As can be observed in the "Output" sheet, all the shortcomings mentioned in the Notes section of the "Result of Calc item formula" sheet have been overcome.

Assume a two column database of approximately 20,000 rows (say from A1:B20237).  The first column has vendor names and the second column has Part codes (alphanumeric string).  Headings are in A1:B1, say Vendor in cell A1 and Part_code in cell B1.  One vendor supplies multiple parts and therefore there would be repetitions of vendor names in column A.

The task is to reorient this database to show all part numbers in column A and parts supplied by those vendors should appear in different columns of that row.  If one attempts to create a pivot table, the problem would be with the data area of the pivot table.  When one drags the part codes (alphanumeric string) column to the data area, count of part number would appear instead of the actual part number.  This is the very nature of a pivot table.  Since it is a summarisation tool, one can never see text entries in the data area of a pivot table.

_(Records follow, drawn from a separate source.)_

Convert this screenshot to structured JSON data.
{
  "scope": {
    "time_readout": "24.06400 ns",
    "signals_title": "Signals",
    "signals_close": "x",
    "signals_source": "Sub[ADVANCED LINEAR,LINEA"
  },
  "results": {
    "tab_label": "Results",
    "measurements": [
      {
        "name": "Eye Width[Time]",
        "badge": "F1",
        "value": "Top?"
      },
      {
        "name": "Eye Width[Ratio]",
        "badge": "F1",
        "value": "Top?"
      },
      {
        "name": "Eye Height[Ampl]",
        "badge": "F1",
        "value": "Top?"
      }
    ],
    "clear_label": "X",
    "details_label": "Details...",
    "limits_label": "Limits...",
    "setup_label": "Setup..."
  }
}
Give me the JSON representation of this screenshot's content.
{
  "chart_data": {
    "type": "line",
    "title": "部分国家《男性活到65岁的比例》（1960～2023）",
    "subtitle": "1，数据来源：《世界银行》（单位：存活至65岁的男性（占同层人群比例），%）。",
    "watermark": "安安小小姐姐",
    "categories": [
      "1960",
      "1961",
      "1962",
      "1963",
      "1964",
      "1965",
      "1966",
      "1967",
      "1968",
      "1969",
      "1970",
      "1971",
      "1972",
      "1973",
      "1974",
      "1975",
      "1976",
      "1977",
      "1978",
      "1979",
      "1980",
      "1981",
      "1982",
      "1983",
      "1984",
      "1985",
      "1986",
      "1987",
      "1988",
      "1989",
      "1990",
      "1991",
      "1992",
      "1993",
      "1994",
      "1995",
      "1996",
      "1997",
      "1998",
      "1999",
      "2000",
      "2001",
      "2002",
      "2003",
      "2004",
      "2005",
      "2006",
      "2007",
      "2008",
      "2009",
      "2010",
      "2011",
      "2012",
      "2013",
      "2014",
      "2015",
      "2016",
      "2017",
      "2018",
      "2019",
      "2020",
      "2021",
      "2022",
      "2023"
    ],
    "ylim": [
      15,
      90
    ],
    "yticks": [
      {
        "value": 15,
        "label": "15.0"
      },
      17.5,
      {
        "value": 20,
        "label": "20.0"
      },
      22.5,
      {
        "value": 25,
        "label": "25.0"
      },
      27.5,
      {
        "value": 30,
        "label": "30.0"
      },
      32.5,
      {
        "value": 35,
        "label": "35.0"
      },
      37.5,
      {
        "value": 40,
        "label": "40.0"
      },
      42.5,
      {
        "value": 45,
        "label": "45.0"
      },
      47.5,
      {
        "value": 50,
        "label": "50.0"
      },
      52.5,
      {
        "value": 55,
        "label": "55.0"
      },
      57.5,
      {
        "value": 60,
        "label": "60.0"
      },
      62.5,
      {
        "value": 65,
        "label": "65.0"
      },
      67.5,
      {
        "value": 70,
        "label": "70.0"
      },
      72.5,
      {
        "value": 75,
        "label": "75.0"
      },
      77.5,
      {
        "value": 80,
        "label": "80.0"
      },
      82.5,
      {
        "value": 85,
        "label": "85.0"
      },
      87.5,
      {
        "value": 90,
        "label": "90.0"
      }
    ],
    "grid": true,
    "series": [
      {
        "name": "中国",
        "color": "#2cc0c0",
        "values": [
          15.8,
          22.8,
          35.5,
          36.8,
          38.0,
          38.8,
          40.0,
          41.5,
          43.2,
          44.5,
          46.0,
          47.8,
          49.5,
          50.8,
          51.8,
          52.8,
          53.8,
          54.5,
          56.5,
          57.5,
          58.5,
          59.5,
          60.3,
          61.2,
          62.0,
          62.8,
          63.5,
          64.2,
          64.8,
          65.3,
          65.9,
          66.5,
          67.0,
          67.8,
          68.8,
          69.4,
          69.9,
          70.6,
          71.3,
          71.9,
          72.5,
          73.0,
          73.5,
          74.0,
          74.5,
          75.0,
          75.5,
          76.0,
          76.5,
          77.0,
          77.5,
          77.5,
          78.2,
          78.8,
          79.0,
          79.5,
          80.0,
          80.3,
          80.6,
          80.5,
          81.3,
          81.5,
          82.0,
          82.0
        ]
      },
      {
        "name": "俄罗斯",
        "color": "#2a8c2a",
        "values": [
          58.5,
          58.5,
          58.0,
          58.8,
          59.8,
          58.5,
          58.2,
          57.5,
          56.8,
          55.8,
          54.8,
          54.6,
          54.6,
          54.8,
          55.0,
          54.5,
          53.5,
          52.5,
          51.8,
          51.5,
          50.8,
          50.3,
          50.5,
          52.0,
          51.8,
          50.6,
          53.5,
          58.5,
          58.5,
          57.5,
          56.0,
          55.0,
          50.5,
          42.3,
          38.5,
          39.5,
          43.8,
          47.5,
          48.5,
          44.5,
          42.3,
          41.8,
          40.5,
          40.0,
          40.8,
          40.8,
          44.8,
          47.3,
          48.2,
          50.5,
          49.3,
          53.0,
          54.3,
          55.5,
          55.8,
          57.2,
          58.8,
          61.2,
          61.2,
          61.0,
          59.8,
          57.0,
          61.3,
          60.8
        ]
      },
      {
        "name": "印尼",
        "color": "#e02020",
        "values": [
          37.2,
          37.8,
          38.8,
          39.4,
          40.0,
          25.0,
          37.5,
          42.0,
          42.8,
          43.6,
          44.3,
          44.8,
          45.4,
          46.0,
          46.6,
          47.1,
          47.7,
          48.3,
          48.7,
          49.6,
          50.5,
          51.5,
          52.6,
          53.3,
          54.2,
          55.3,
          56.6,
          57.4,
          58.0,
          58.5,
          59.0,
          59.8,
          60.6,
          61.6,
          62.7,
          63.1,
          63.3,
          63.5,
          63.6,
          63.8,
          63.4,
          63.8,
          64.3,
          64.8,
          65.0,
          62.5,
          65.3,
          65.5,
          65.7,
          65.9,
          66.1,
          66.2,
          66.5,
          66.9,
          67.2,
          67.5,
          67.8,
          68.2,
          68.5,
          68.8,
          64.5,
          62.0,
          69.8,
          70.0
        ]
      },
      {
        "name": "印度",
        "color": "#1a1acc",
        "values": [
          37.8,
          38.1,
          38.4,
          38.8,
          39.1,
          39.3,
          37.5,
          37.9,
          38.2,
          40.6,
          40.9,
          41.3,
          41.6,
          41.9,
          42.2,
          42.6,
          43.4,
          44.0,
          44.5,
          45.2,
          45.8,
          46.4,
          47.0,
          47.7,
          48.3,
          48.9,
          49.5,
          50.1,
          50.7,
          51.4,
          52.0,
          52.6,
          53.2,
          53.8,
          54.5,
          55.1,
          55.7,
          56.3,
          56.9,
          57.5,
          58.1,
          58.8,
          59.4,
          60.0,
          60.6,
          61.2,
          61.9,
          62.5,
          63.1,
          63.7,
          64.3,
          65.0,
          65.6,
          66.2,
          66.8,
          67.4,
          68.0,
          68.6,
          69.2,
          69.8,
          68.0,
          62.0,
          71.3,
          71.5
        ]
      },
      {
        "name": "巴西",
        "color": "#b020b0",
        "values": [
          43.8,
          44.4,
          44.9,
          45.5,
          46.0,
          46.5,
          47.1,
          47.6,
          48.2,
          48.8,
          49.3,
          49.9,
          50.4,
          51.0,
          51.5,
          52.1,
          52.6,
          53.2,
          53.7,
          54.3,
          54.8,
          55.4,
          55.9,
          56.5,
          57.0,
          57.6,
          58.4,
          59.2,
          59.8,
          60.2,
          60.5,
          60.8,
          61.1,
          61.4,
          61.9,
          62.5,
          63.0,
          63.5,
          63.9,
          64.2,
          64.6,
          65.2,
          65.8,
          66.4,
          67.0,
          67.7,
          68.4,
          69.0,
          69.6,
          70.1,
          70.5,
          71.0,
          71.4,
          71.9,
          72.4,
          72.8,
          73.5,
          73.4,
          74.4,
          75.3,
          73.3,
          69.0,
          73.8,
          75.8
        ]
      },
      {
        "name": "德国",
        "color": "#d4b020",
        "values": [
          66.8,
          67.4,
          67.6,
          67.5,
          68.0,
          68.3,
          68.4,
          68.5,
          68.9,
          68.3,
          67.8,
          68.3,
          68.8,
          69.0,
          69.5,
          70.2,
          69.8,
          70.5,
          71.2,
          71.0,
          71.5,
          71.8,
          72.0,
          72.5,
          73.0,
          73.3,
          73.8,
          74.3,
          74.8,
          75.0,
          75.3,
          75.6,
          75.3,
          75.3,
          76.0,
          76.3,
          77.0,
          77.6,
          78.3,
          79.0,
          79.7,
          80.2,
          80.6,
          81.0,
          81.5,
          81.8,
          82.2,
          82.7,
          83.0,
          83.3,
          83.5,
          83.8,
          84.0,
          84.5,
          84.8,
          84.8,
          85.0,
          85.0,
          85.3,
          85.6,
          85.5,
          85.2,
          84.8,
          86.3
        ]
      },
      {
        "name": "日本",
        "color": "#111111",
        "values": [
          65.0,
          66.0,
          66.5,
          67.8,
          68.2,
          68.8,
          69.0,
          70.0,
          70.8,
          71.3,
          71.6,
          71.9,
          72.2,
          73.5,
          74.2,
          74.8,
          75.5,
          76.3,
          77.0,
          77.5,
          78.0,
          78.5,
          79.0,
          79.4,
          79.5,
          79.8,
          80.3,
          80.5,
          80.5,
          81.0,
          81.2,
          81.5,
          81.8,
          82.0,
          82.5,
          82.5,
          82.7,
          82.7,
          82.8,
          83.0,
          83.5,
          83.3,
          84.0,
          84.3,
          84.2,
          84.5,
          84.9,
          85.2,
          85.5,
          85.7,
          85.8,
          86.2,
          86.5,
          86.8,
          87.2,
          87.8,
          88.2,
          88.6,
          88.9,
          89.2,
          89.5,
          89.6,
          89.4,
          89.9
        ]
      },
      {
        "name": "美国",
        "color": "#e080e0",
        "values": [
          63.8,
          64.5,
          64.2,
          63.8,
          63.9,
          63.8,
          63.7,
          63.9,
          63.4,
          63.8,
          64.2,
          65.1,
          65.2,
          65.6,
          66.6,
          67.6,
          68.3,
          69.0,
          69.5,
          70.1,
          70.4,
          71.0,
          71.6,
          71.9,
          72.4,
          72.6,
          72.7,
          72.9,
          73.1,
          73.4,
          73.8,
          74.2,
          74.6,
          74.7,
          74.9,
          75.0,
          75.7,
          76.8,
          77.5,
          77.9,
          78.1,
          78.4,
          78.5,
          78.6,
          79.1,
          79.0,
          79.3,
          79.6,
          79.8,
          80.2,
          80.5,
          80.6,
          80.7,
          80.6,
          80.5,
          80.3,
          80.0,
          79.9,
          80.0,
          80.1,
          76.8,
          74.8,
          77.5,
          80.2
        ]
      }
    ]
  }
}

You may download the workbook showing both solutions (using MS Query and Power Query) from here.

Depending upon the version of MS Excel which you are using, there could be two ways to solve this problem

Solution for MS Excel 2010 and higher versions

If you are using the Power Query add-in, then a few simple steps (minimal formulas) can solve this problem.  The result will be dynamic and refreshable (just as in a Pivot Table).  You may refer to Solution2 - Power Query worksheet.

You may watch a short video of my solution here

Solution for all versions of MS Excel

You may refer to Solution1 - MS Query worksheet.  To reorient the data i.e. to view text entries in the data area of a pivot table, try the following approach:

1. In cell C1, type Count.  So the value in cell A1 is Vendor, in cell B1 is Part_code and in cell C1 is Count
2. In cell C2, enter =\$B\$1&" "&COUNTIF(A\$2:A2,A2) and copy down.  Since the number of rows here are quite many, i would suggest copying in batches i.e. first copy down 5,000 rows, then another 5,000 rows and so on.  This is solely to prevent Excel from crashing and/or taking unduly long to process.
3. Select range A1:C20237 and press Ctrl+F3 > New.  In the name box, enter Dummy
4. Select range A1:C20237 and press Ctrl+T to convert to a Table.  This is to take care of data being added beyond row 20237.
5. Save the file and open a new worksheet (in the same workbook)
6. While on any cell in this new worksheet, go to Data > From Other Sources > From Microsoft Query > Excel Files > OK
7. Navigate to the folder where you saved the file in step 5 above, select the file and click on OK
8. With Dummy selected by default, press the > symbol.  This will show you three column headings in the right hand side box
9. Click on Next three times
10. Select the second option button and click on Finish
11. Click on the SQL button and delete all contents that you see there.  Type the following in the blank white space

TRANSFORM first(Part_code)
SELECT Vendor
FROM dummy
GROUP BY Vendor
PIVOT count

12. Click on OK
13. Go to Data > Return Data to MS Excel
14. In the Import Data box, select Table and in Existing sheet, select cell A1
15. Click on Finish

Data should now appear in the desired format.

For any changes to data in range A2:B20237, right-click on any cell in the output range and select Refresh.  Furthermore, since the range has been converted to a Table, you may even add further rows of data and simply right-click to Refresh the output data range.

To improve performance of your workbook, you may want to copy the formulas in column C and paste them as Values (Paste Special > Values).  Once again, do not paste special all values at once - do so in groups of 5,000 rows to prevent Excel from crashing and/or taking unduly long to process.